Confieso que a veces he llorado escuchando a Merzbow, lo cual explica muchas cosas sobre mi estado intelectual. Esto que acabo de decir tampoco tiene por qué ser cierto, pero no me negaréis que queda dramático y molón, aunque sea para poner un poco de glutamato monosódico a nuestras vidas. Merzbow llegó a mí una noche del año 2000 ó 2001, no recuerdo con exactitud, buceando por los canales de la televisión por cable. Había un canal llamado Viva II, una especie de equivalente a Radio 3 en televisión y en alemán. Ahí descubrí a grandes grupos de los márgenes musicales como Mouse on Mars o Autechre. Pues bien, aquella noche estaba dedicada a la música experimental extrema. La maravilla llegó en un videoclip que era un corte de un concierto en alguna catacumba alemana de un tal Masami Akita, alias Merzbow. Recuerdo perfectamente la silueta en penumbra de un señor japonés con las gafas iluminadas por la pantalla del ordenador portátil y un plano de varias chicas con aspecto de prostitutas bailando al son de un ritmo inexistente, pues todo lo que sonaba era puro ruido. Ruido industrial. Sin fronteras, comienzos ni finales y a la vez extrañamente progresivo.
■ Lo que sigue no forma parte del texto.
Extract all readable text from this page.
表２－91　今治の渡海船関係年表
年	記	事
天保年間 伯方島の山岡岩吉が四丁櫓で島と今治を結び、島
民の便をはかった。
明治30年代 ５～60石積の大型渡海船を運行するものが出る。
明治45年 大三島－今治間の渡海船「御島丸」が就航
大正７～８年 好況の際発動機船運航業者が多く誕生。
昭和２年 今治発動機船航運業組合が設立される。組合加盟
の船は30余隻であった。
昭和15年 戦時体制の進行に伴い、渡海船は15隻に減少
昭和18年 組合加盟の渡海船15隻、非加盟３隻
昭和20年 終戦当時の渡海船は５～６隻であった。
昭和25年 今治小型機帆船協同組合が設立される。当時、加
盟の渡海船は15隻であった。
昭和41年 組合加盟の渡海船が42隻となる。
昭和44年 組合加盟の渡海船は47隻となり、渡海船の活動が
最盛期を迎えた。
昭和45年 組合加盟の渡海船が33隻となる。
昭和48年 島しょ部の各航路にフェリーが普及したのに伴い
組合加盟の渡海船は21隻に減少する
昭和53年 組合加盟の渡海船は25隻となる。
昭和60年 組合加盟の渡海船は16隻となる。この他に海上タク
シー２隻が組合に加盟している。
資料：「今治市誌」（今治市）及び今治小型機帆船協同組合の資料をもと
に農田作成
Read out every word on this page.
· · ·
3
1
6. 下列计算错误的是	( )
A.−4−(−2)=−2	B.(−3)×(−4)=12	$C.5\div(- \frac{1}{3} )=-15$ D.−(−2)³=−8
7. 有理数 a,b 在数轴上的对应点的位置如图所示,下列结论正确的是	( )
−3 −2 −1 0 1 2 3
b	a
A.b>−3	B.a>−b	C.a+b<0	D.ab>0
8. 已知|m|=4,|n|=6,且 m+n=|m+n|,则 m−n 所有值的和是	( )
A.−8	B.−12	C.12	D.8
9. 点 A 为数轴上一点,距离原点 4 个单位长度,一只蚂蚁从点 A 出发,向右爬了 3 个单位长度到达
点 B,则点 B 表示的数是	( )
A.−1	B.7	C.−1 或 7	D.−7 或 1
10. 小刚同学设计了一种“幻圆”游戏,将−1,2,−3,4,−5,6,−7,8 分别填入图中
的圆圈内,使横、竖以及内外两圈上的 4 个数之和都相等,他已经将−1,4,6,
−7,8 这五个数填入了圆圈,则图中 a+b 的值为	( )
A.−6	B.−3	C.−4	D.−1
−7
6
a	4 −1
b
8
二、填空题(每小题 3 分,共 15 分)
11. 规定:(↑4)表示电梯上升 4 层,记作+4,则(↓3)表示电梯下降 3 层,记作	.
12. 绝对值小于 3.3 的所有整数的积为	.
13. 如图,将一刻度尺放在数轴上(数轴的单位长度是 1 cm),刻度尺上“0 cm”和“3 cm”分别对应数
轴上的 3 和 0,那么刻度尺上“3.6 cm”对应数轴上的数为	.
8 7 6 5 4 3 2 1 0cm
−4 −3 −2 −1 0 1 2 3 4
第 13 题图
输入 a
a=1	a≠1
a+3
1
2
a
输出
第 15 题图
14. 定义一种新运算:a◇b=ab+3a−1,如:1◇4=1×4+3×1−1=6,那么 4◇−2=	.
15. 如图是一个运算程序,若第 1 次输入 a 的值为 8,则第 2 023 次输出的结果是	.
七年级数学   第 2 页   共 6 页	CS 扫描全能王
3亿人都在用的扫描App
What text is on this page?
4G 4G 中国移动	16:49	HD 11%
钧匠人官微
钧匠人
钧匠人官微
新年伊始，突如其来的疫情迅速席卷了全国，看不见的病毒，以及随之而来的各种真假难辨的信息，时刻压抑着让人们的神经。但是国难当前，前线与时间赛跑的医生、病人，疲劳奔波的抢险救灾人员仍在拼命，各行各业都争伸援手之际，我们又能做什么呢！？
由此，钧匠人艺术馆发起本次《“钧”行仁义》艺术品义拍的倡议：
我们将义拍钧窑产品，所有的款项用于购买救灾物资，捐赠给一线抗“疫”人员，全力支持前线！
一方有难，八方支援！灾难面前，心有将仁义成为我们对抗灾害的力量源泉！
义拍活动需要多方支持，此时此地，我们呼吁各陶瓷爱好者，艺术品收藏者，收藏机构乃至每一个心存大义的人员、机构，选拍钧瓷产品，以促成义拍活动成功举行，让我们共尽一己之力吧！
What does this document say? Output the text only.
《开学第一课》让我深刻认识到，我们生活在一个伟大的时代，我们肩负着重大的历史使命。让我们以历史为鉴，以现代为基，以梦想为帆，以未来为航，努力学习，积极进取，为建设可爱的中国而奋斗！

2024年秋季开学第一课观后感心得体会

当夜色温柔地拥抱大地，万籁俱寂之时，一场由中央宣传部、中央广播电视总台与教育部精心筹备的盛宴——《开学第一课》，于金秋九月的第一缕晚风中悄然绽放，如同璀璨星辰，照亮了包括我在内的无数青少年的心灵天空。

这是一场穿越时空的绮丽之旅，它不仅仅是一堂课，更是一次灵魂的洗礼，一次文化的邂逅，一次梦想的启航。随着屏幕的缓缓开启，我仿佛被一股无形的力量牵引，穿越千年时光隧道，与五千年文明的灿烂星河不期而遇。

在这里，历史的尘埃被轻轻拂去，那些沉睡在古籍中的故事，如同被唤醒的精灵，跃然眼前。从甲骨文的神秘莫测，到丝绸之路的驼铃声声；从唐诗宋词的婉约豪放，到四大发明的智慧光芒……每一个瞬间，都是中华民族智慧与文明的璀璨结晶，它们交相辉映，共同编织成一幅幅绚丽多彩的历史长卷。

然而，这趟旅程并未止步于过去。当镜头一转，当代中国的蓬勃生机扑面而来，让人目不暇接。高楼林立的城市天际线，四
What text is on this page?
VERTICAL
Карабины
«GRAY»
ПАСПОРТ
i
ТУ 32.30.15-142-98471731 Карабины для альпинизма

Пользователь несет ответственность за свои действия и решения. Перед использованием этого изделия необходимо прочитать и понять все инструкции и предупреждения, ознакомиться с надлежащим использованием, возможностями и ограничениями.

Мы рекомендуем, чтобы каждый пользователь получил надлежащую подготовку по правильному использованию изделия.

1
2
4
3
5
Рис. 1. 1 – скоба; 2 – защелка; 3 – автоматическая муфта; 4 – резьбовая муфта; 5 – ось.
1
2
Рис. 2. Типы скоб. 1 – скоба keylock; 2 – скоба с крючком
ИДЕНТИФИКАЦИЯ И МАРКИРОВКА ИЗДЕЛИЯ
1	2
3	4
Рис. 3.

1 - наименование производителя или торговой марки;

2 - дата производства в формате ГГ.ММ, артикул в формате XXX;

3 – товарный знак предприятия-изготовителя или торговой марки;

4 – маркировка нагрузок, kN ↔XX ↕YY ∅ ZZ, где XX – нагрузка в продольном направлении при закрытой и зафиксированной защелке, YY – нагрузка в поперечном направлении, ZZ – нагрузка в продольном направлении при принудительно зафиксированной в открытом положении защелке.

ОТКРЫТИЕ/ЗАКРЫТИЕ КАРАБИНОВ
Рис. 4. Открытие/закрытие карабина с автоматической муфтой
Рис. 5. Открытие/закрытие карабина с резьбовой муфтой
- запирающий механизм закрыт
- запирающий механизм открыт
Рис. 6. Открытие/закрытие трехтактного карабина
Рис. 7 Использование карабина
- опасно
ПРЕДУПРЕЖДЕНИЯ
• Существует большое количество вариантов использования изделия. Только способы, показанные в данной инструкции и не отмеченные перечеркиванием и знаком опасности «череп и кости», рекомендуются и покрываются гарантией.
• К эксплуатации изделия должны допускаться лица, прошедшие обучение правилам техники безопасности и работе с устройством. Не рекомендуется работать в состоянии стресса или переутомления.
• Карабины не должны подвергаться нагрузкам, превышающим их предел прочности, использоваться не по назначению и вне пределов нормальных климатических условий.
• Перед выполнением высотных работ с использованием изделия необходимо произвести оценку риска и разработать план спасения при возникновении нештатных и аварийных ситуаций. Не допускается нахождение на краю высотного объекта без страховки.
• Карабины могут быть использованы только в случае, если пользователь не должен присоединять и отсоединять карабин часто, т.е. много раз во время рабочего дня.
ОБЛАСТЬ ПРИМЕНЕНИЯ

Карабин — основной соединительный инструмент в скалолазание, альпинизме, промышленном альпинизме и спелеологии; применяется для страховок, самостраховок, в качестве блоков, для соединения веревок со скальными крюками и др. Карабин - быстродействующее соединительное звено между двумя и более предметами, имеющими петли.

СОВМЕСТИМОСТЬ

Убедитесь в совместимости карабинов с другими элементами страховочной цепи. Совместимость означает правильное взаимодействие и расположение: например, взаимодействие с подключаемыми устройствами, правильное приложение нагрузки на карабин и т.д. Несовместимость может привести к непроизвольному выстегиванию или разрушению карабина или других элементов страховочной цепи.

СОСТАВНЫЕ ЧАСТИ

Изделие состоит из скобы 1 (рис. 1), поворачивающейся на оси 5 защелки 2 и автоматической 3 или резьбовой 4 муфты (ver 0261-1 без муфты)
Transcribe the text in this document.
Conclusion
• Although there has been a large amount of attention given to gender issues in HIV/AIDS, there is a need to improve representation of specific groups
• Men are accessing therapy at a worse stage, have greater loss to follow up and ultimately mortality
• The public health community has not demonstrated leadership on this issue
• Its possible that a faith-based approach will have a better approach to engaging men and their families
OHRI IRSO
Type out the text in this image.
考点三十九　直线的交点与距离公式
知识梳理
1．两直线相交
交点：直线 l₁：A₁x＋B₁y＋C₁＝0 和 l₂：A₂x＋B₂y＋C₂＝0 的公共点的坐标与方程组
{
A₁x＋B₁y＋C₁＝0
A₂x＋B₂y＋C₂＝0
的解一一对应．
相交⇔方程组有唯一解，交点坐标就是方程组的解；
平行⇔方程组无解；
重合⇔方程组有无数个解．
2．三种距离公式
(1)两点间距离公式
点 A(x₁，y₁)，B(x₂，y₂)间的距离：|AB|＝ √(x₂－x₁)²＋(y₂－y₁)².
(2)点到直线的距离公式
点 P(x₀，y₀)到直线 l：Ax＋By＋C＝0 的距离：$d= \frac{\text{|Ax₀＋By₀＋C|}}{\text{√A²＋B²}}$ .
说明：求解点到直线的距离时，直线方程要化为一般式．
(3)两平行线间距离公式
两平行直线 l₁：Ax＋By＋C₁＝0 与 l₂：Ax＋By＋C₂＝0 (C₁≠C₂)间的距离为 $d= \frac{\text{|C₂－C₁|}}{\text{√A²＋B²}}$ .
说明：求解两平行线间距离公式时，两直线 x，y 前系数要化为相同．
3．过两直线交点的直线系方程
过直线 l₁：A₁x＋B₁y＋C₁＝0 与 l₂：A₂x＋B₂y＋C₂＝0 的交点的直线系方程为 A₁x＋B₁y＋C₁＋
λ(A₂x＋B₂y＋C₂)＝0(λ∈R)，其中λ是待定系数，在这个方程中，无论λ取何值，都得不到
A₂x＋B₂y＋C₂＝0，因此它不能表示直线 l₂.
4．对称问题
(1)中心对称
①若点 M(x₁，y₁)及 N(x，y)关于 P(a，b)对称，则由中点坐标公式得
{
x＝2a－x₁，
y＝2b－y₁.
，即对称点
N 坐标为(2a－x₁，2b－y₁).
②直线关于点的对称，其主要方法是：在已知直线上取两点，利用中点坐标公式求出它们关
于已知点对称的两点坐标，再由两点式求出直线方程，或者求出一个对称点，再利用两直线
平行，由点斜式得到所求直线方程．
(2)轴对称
Hoy, queridos amigos, quería hablaros del único músico que tiene en su haber 274 álbumes de estudio en 34 años, a unos 8 discos por año. Imagínate a Kate Perry o a Morrissey sacando 8 discos al año. Acabarían con el cerebro como una pasa, ¿no? Eso es porque no nacieron en Japón, el único país del mundo en el que puedes echar una moneda en una máquina para recibir a cambio fragantes bragas usadas. Todo esto mientras en el Estado Islámico descuartizan infieles. Qué extraño y bipolar es la humanidad. Como Japón. Mientras escribía esto he desviado por un momento la mirada a la foto que tenéis arriba y un escalofrío ha recorrido mi cuerpo. Algo tiene este Merzbow que lo hace tan magnético, repulsivo y fascinante al mismo tiempo.
Decía que Japón ha parido a artistas tan prolíficos que solo con ellos tendríamos material cultural para consumir durante unas cuantas vidas. Me acuerdo de Takashi Miike, cineasta que en sus buenos tiempos perpetraba hasta siete películas al año. En realidad, no tiene ningún mérito cuando eres un tipo con talento y algo de dinero, como es el caso del cineasta, o si tu obra se reduce a destrozar los tímpanos con elocuentes muestras de contaminación acústica de (relativamente) fácil ejecución, como es el caso que nos ocupa. Merzbow decidió un buen día forzar los límites del concepto de «música» para poner a prueba nuestra subjetividad («si el ruido es un sonido desagradable, la música convencional para mí es ruido» Akita dixit), y desde entonces no han sido pocos los artistas que han seguido la corriente sobre todo en el país nipón, donde se habla de un movimiento llamado japanoise.
Y a partir de aquí podríamos disertar sobre la deshumanización del arte y el poder de la abstracción para apelar a nuestro pensamiento intelectual. O sea, la tensión emoción-intelecto de la que tan bien hablaron filósofos del siglo XX como Ortega y Gasset. O, sencillamente, decir que toda esta basura es un puñetero fraude (¿os imagináis a Merzbow sonando en el hilo musical de un supermercado?). En mi opinión, la música que cultiva el bueno de Merzbow es un intento de catarsis ante lo inevitable. Es decir, lo inevitable como escatológico o consecuencia última de nuestras vidas. Merzbow es la metáfora perfecta de la incapacidad del ser humano para optar por el cero o por el uno, por la lógica binaria. En realidad, queda mucho más high tech y más complejo decir que mola no dar explicaciones y tomar una decisión absolutamente arbitraria. Merzbow es un exponente de la poliédrica y difusa lógica del «ya me dirás tú», del caos absoluto de devenires, causas y efectos. Porque en Merzbow no existe una narrativa, como tampoco existe, en última instancia, en aquellas personas que dicen vivir en el aquí y en el ahora. Por eso Merzbow es necesario en este mundo de bucaneros, postureo y cabezas huecas. Al final ya le llegará a cada uno su hora, o yo qué sé.